By Prof. Micheline Ishay

 

From the vanished tracks of the Hejaz Railway, laid across desert sands with the audacity to imagine a region connected rather than divided, emerges a lesson for our own era. That early railroad, wounded by conflict and memory, remains a spectral reminder that transportation can be more than mechanics. It can be the poetry of possibility, binding diverse peoples under a single rhythm of movement.

This story reaches further back still, to the Ancient Golden Road, circa 300 BCE, which linked India to Europe through the spice trade routes of Oman, Yemen, the Nabatean cities, Gaza, and the Mediterranean. Centuries later, Ottoman railways, including the Baghdad line toward Mesopotamia and the Hejaz line from Damascus to Medina, with its Haifa branch, were joined by Mandate era networks across Sinai and Palestine, forming a lattice of movement that once hinted at regional integration now sought anew.
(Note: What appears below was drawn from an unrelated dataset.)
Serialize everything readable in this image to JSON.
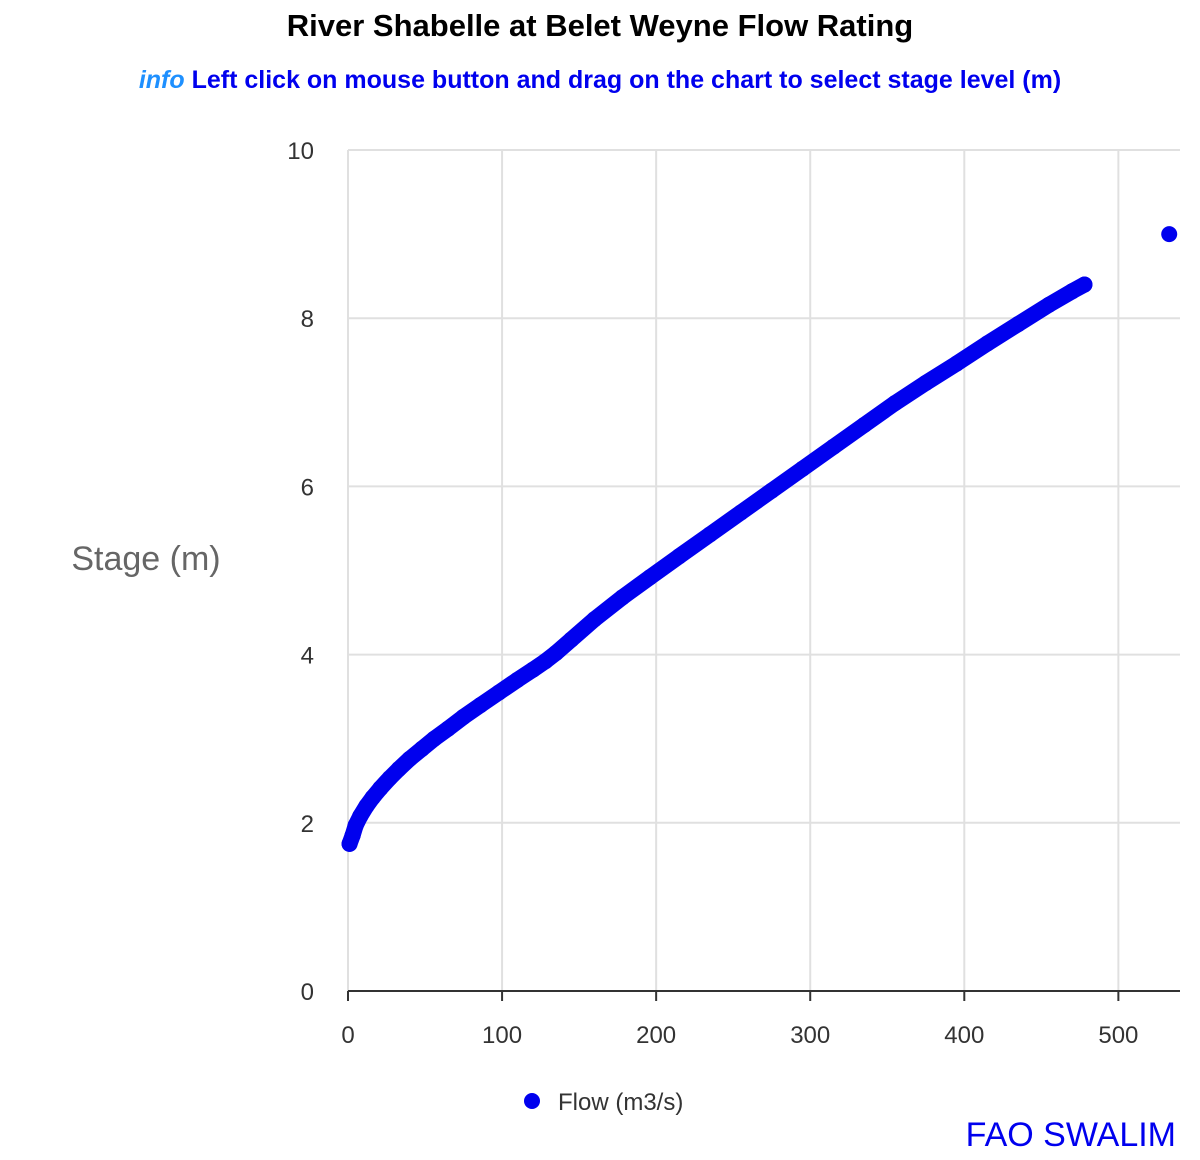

In the mid twentieth century, the Syrian writer Al Tantawi mourned their decline: “The track is there, but no train in motion… every block at every station weeps.” His lament was not only for stalled trains, but for a horizon of shared futures prematurely stilled.

The India Middle East Economic Corridor, IMEC, seeks to revive this interrupted promise. Proposed in New Delhi in 2023, it sketches a geography of hope rather than hostility, stretching from India’s ports through the Gulf, Jordan, and Israel toward Europe. More than a sequence of railways and maritime links, IMEC envisions shared channels of exchange. These include supply chains that uplift rather than extract, trade that values inclusion, and employment that offers dignity and participation. Along its stations and hubs, digital pathways and trusted data spaces would advance climate resilience through green industrialization, renewable energy zones, solar grids and desalinated water networks.

IMEC offers a path beyond old rivalries, drawing together communities long separated by war and mistrust. Where borders harden identities, corridors can soften them, not by erasing difference, but by rewarding cooperation. It thus echoes the post war European insight that as economies intertwine, peace becomes natural and war untenable.

Such a corridor could reshape the Middle East, restoring mobility and opportunity, extending from Amman northward toward Syria, westward from Amman to Haifa, onward to Palestinian cities, and in time toward Baghdad and Tehran. Not as a revival of vanished empires, but as the renewal of an ancient crossroads where commerce, culture, and justice flow freely.                                                                                                                                  

MENA2050 is committed to translating this historical longing into pragmatic action, building on existing rails and agreements while forging durable, just, and cooperative pathways toward a shared regional future.